There might be two possible ways to increase the accuracy of phylogenetic topological structure: one is to use more species, the other is to use more genes. The phylogenetic trees based on over 400 species all support that Buprestoidea and Byrrhoidea are very close, with Elateroidea located outside them (Figure 1 and Table 1) [28,29,30]. Our analysis with all 37 mitogenomic genes, including 13 PCGS, 22 tRNAs, and two rRNAs, agreed with this topology. That is, the topology based on either abundant species or abundant genes becomes consistent here. The inclusion of tRNAs might help to resolve the phylogeny of Coleoptera, just as in Diptera, Orthoptera, Neuropterida, and Lepidoptera [43,47,48,49].

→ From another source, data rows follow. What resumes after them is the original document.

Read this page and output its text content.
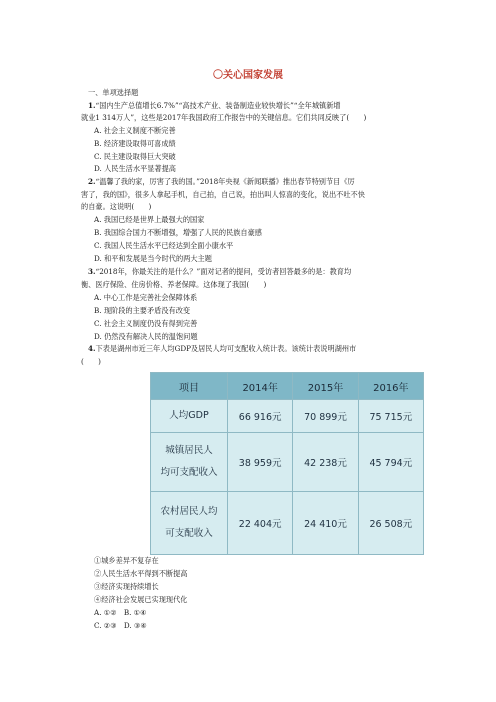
〇关心国家发展
一、单项选择题
1.“国内生产总值增长6.7%”“高技术产业、装备制造业较快增长”“全年城镇新增
就业1 314万人”，这些是2017年我国政府工作报告中的关键信息。它们共同反映了(　　)
A. 社会主义制度不断完善
B. 经济建设取得可喜成绩
C. 民主建设取得巨大突破
D. 人民生活水平显著提高
2.“温馨了我的家，厉害了我的国。”2018年央视《新闻联播》推出春节特别节目《厉
害了，我的国》，很多人拿起手机，自己拍，自己说，拍出叫人惊喜的变化，说出不吐不快
的自豪。这说明(　　)
A. 我国已经是世界上最强大的国家
B. 我国综合国力不断增强，增强了人民的民族自豪感
C. 我国人民生活水平已经达到全面小康水平
D. 和平和发展是当今时代的两大主题
3.“2018年，你最关注的是什么？”面对记者的提问，受访者回答最多的是：教育均
衡、医疗保险、住房价格、养老保障。这体现了我国(　　)
A. 中心工作是完善社会保障体系
B. 现阶段的主要矛盾没有改变
C. 社会主义制度仍没有得到完善
D. 仍然没有解决人民的温饱问题
4.下表是湖州市近三年人均GDP及居民人均可支配收入统计表。该统计表说明湖州市
(　　)
项目	2014年	2015年	2016年

人均GDP	66 916元	70 899元	75 715元

城镇居民人
均可支配收入	38 959元	42 238元	45 794元

农村居民人均
可支配收入	22 404元	24 410元	26 508元
①城乡差异不复存在
②人民生活水平得到不断提高
③经济实现持续增长
④经济社会发展已实现现代化
A. ①②　B. ①④
C. ②③　D. ③④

However, due to the absence of complete mitogenomes for the Dascilloidea superfamily and several families in other superfamilies (such as Schizopodidae in Buprestoidea; Cneoglossidae, Elmidae, Eulichadidae, and Lutrochidae in Byrrhoidea; Artematopodidae, Brachypsectridae, Omalisidae, Omethidae, Podabrocephalidae, and Throscidae in Elateroidea; and Clambidae and Decliniidae in Scirtoidea), the placement of Buprestoidea in Elateriformia requires further verification. The Elateroidea appeared to have less support for internal nodes in the ML tree (Figure 3). Perhaps adding two representative species rather than one per family could help to stabilize the clustering pattern. However, we focus mainly on the relationships among different superfamilies in this study. Too many species in one superfamily might bias the topology. We hope that all the issues can be well solved when enough mitogenomes are accumulated for Elateriformia species in the future.

4. Conclusions

The mitogenome of the leaf-mining jewel beetle T. auricollis is the largest among the reported jewel beetle mitogenomes. The data obtained in this study reveal a typical closed-circular and double-stranded DNA molecular structure. The AT skew, GC skew, base composition, Ka/Ks ratio, and RSCU of the genes were calculated, and secondary cloverleaf structures for tRNA genes were predicted. Initiation and stop codons, tandem repeated units, and intergenic spacer and overlapping regions were analyzed. Our whole-mitogenome phylogenetic results support that Buprestoidea is close to Byrrhoidea and that Buprestoidea and Byrrhoidea cluster within a clade sister to Elateroidea; nonetheless, the position of Psephenidae remains undetermined. The inclusion of tRNAs might help to resolve the phylogeny of Coleoptera.